34
Nodes
156
Edges
34
Features
4
Classes
What Karate Club contains
The Zachary Karate Club is a real social network observed by Wayne Zachary at a university in 1977. The 34 nodes represent club members. The 156 edges represent friendships observed outside of club activities. During Zachary's observation, a dispute between the club instructor (node 0) and the administrator (node 33) caused the club to split into two factions. The PyG version uses 4 community labels from spectral clustering for the node classification task.
Node features are 34-dimensional identity vectors (one-hot encoding of node ID). This means the model cannot rely on meaningful features and must learn entirely from graph structure -- making it a pure test of structural learning, albeit on a trivially small graph.
Why Karate Club matters
Karate Club matters for three reasons. First, it demonstrated in 1977 that social network structure alone can predict group behavior. Zachary used maximum flow/minimum cut to predict which faction each member would join, achieving near-perfect accuracy. This was one of the earliest proofs that network topology encodes social dynamics.

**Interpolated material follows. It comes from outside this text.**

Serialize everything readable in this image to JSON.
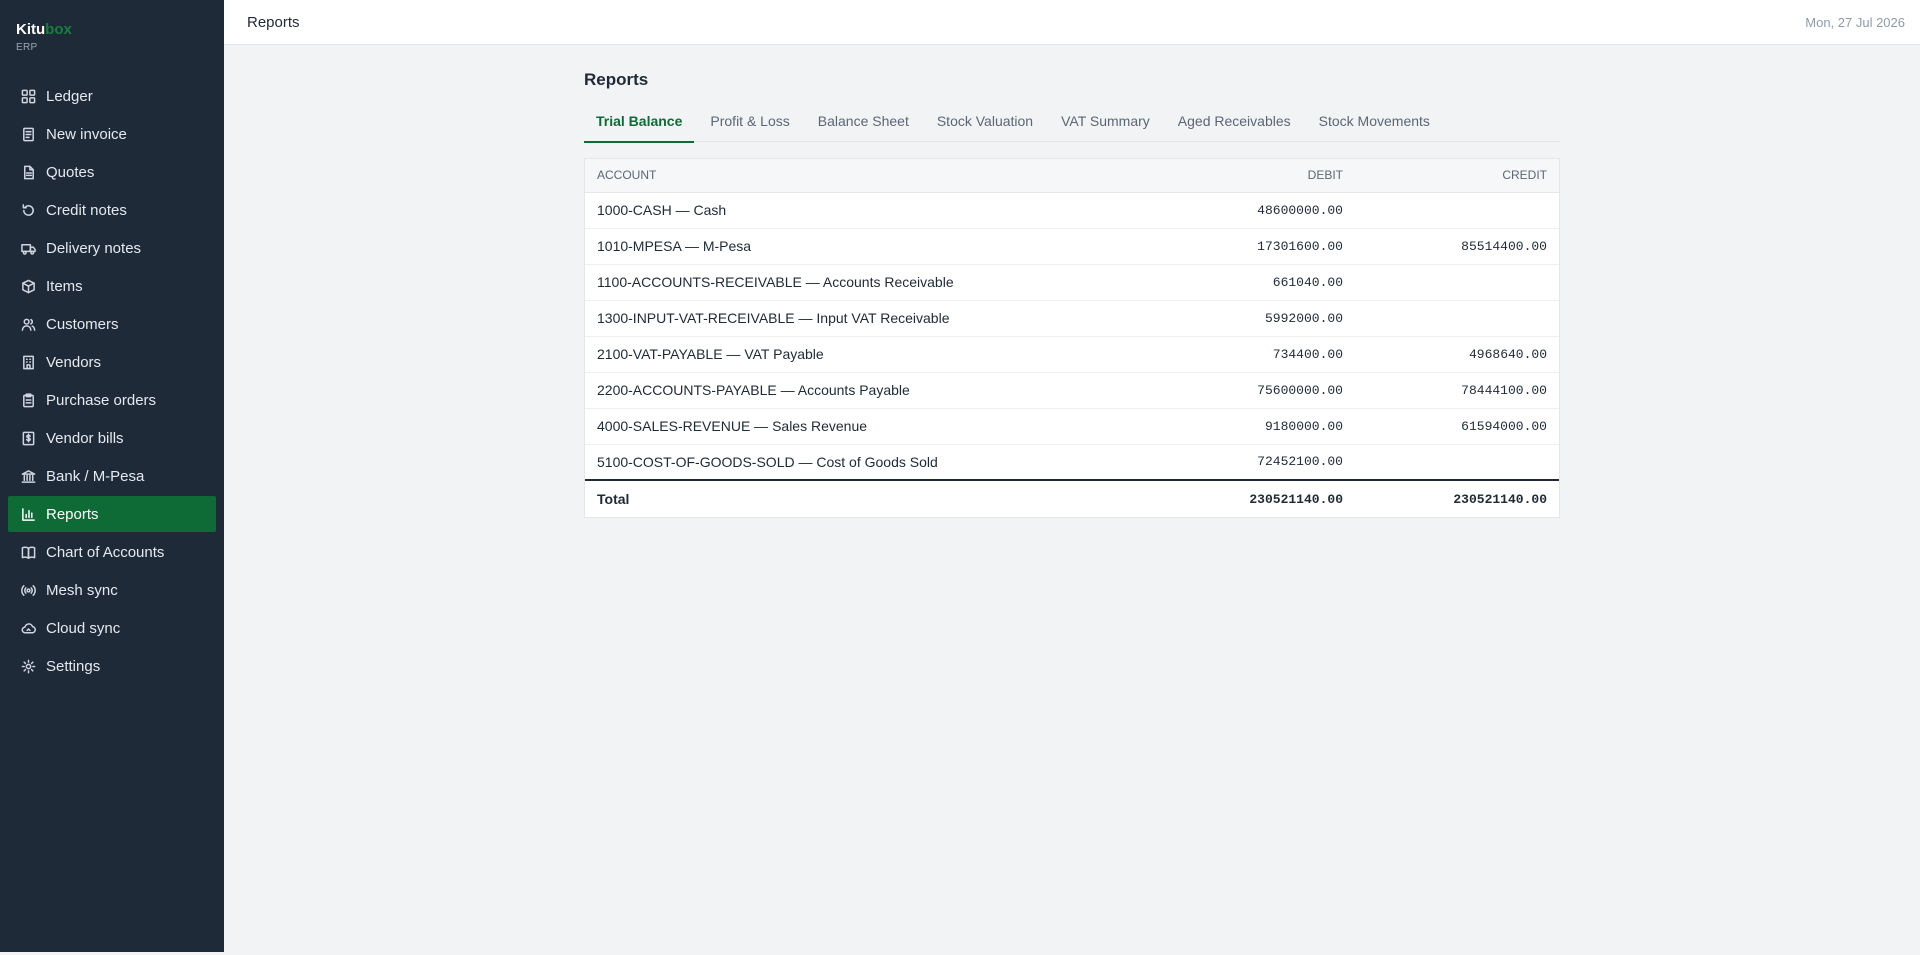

Second, it became the universal illustration for graph algorithms. Every community detection paper, graph clustering tutorial, and GNN introduction uses Karate Club as its visual example. At 34 nodes, you can draw the entire graph, label every node, and trace message passing by hand.
Third, it is the fastest possible sanity check. Loading Karate Club and running one epoch of GCN takes milliseconds. If your code crashes on Karate Club, the bug is in your code, not your data or hardware.
Loading Karate Club in PyG
from torch_geometric.datasets import KarateClub
dataset = KarateClub()
data = dataset[0]
print(f"Nodes: {data.num_nodes}") # 34
print(f"Edges: {data.num_edges}") # 156
print(f"Features: {data.num_features}") # 34
print(f"Classes: {data.y.max().item() + 1}") # 4The simplest PyG dataset to load. No download needed -- the data is hardcoded.
Common tasks and visualization
Node classification (predict community membership) and community detection (discover the 2 or 4 groups). The real value is visualization: plotting node embeddings after GNN training shows clear cluster separation, demonstrating that GNNs learn meaningful representations from graph structure. Many PyG tutorials start with this exact exercise.
Example: organizational network analysis
Karate Club's scenario -- a group splitting along social lines -- maps directly to organizational dynamics. Companies experience team splits, department reorganizations, and cultural fractures that follow communication network patterns. Network analysis on internal communication graphs (email, Slack, meeting co-attendance) can identify emerging factions before they become visible to management. The principles Zachary demonstrated in 1977 are applied in modern organizational analytics.
Historical benchmark results
Karate Club is too small for rigorous benchmarking, but these results from community detection literature are commonly cited.
| Method | NMI | Year | Paper |
|---|---|---|---|
| Min-cut (Zachary) | ~1.0 | 1977 | Zachary |
| Spectral clustering | ~1.0 | 2007 | von Luxburg |
| Louvain | ~0.69 | 2008 | Blondel et al. |
| DeepWalk | ~1.0 | 2014 | Perozzi et al. |
| GCN (2-layer) | ~1.0 | 2016 | Kipf & Welling |
NMI (Normalized Mutual Information) measures clustering quality. Most methods achieve near-perfect results because the 2-community split is well-separated. The 4-community version is harder.
Original Paper
An Information Flow Model for Conflict and Fission in Small Groups
Wayne W. Zachary (1977). Journal of Anthropological Research, 33(4), 452-473
Original data source
The Karate Club network is available from many sources. The most common machine-readable version is bundled in NetworkX as networkx.karate_club_graph(). The original paper is available from JSTOR.
@article{zachary1977information,
title={An Information Flow Model for Conflict and Fission in Small Groups},
author={Zachary, Wayne W},
journal={Journal of Anthropological Research},
volume={33},
number={4},
pages={452--473},
year={1977},
publisher={University of New Mexico}
}BibTeX citation for the Zachary Karate Club dataset.
Which dataset should I use?
Karate Club vs Cora: Karate Club (34 nodes) is for tutorials and visualization only. Cora (2,708 nodes) is the minimum for reproducible benchmarking. Graduate to Cora immediately once your code works.
Karate Club vs CLUSTER: If you want to benchmark community detection, use CLUSTER (12K synthetic graphs with 6 communities each). Karate Club provides one datapoint; CLUSTER provides 12,000.
Karate Club vs Reddit: Reddit (232K nodes) is a production-scale social graph. Karate Club teaches the concept; Reddit tests the scalability.
From tutorial to production
Karate Club is purely pedagogical. Production social network analysis operates on graphs with millions to billions of nodes, uses rich behavioral features (not identity vectors), and handles temporal dynamics (relationships form and dissolve over time). The gap from 34 nodes to production is enormous, but the conceptual foundation is the same: network structure predicts behavior.